Banks are facing not only a dramatic increase in the number of cyber-attacks but also sophistication and complexity of those attacks.
Fraudsters and hackers are constantly challenging the security measures put in place by banks to protect sensitive business data.
In the meantime, consumers are using more and more new innovative services with a seamless experience and expect banks to find the right balance between the security level needed and reduced friction in the user journey.

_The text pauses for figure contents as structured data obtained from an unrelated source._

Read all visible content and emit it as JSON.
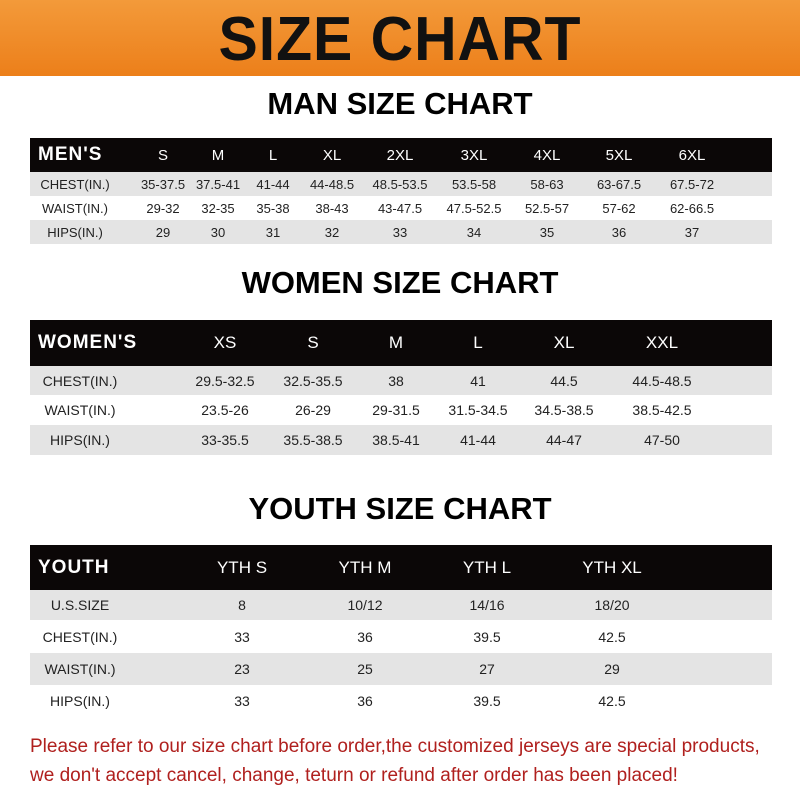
{
  "title": "SIZE CHART",
  "men": {
    "title": "MAN SIZE CHART",
    "header": [
      "MEN'S",
      "S",
      "M",
      "L",
      "XL",
      "2XL",
      "3XL",
      "4XL",
      "5XL",
      "6XL"
    ],
    "rows": [
      [
        "CHEST(IN.)",
        "35-37.5",
        "37.5-41",
        "41-44",
        "44-48.5",
        "48.5-53.5",
        "53.5-58",
        "58-63",
        "63-67.5",
        "67.5-72"
      ],
      [
        "WAIST(IN.)",
        "29-32",
        "32-35",
        "35-38",
        "38-43",
        "43-47.5",
        "47.5-52.5",
        "52.5-57",
        "57-62",
        "62-66.5"
      ],
      [
        "HIPS(IN.)",
        "29",
        "30",
        "31",
        "32",
        "33",
        "34",
        "35",
        "36",
        "37"
      ]
    ]
  },
  "women": {
    "title": "WOMEN SIZE CHART",
    "header": [
      "WOMEN'S",
      "XS",
      "S",
      "M",
      "L",
      "XL",
      "XXL"
    ],
    "rows": [
      [
        "CHEST(IN.)",
        "29.5-32.5",
        "32.5-35.5",
        "38",
        "41",
        "44.5",
        "44.5-48.5"
      ],
      [
        "WAIST(IN.)",
        "23.5-26",
        "26-29",
        "29-31.5",
        "31.5-34.5",
        "34.5-38.5",
        "38.5-42.5"
      ],
      [
        "HIPS(IN.)",
        "33-35.5",
        "35.5-38.5",
        "38.5-41",
        "41-44",
        "44-47",
        "47-50"
      ]
    ]
  },
  "youth": {
    "title": "YOUTH SIZE CHART",
    "header": [
      "YOUTH",
      "YTH S",
      "YTH M",
      "YTH L",
      "YTH XL"
    ],
    "rows": [
      [
        "U.S.SIZE",
        "8",
        "10/12",
        "14/16",
        "18/20"
      ],
      [
        "CHEST(IN.)",
        "33",
        "36",
        "39.5",
        "42.5"
      ],
      [
        "WAIST(IN.)",
        "23",
        "25",
        "27",
        "29"
      ],
      [
        "HIPS(IN.)",
        "33",
        "36",
        "39.5",
        "42.5"
      ]
    ]
  },
  "notice": {
    "line1": "Please refer to our size chart before order,the customized jerseys are special products,",
    "line2": "we don't accept cancel, change, teturn or refund after order has been placed!"
  },
  "colors": {
    "banner": "#ec7f1a",
    "header_bg": "#0b0707",
    "row_alt": "#e4e4e4",
    "notice": "#b0201e"
  }
}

Evaluating risk and adapting accordingly
The new European legislation, the revised Payment Service Directive (PSD2), requires that banks adopt security measures to the level of risk involved.
Payment service providers (PSPs) have the obligation to operate transaction and risk monitoring in order to assess, detect and prevent risks linked to payments and any access to account operations.
- For those transactions identified as low risk, a payment service provider can bypass any strong customer authentication (SCA) requirements.
- For those transactions that are deemed more high risk such as sudden changes in location or abnormal spending step-up authentication will be required.
By evaluating risk and adapting accordingly, banks are able to offer a targeted approach that strikes the right balance between security and user convenience.
Thales Gemalto IdCloud Fraud Prevention
Looking to provide robust security to your banking and financial services while still maintaining an optimal end-user experience?
The risk management services of our Gemalto IdCloud platform provide a groundbreaking approach to proactive fraud prevention in online banking. The smart risk assessment enables banks to analyse online banking sessions in real-time, and select the most appropriate level of customer authentication for each individual transaction.
A risk based authentication (RBS) approach is the winning combination of security and convenience in the new digital and open banking ecosystem.
And our Gemalto IdCloud Fraud Prevention is the perfect answer, with risk management services that meets the PSD2/RTS requirements in risk assessment.
It helps banks to evaluate the actual risk of each transaction in order to only activate additional authentication measures when necessary.
Powered by machine learning, the profile and behaviour of customers are analysed in real-time across a range of attributes and signals including geolocation, device profiling, IP address, device assessment and behavioural biometrics.
Thanks to Gemalto IdCloud, banks can define a granular authentication policy based on customer segmentation, customer preferences, use cases and their own parameters.